Saturday, 16 April 2011
Countries of Ultimate Testing
In her biography of Morris Fiona MacCarthy uses a most evocative phrase to conjure up our hero’s 1873 trip to Iceland with Charles Faulkner: ‘Sometimes they met whole barricades of boulders and great mounds of shaly flagstones. It was the country of ultimate testing, a deathscape drawn by Dürer’ (p.333).
Such landscapes of testing then occur regularly in Morris’s later literary works. One thinks of Golden Walter’s strenuous ascent across the mountainous waste in The Wood beyond the World, or of Hallblithe’s near-fatal wanderings amongst the mountains in The Story of the Glittering Plain, or of the armies of Face-of-god and the Burgdalers making their arduous way up to the great waterfall and then across the volcanic ‘rock-maze’ in The Roots of the Mountains, or, above all, of Ralph and Ursula threading their way painfully across ‘this huge manless waste lying under the bare heavens and threatened by the storehouse of the fires of the earth’ in The Well at the World’s End. It’s all a far cry from William Guest rowing cheerily through the verdant upper Thames Valley in News from Nowhere.

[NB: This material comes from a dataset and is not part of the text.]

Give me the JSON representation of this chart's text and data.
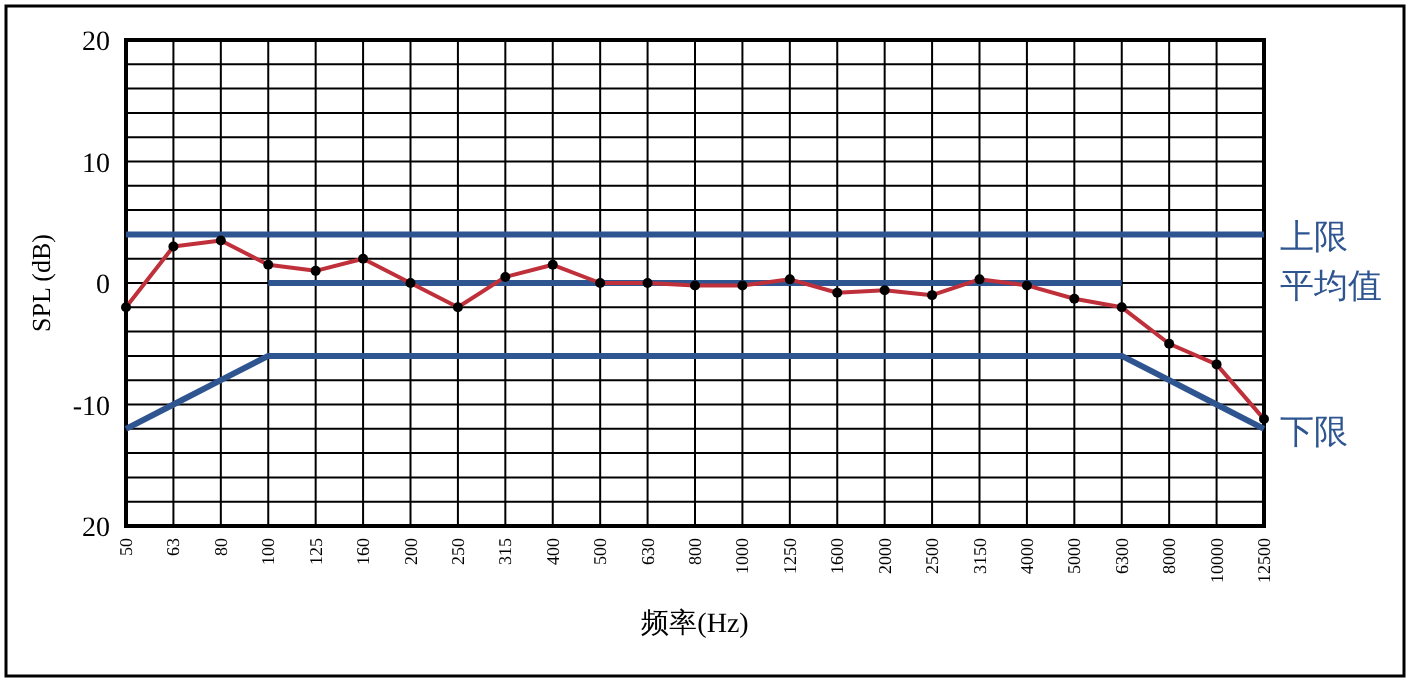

All of which is to suggest that ‘ultimate testing’ just as much as genial fellowship ought to be the goal of the William Morris Society itself, that, in the spirit of its namesake’s own romances, it should be organising SAS-style survival treks in the wilderness, now and again parachuting a party of stout Morrisians into the very inner heart of Iceland in winter and letting them make their own dogged way back to Rekyavik living off the land as best they can and using all their Ray Mears skills in the process. All is not sweetness and light in Morris’s literary works, not by means; and therefore it should not be so in our celebrations of him either.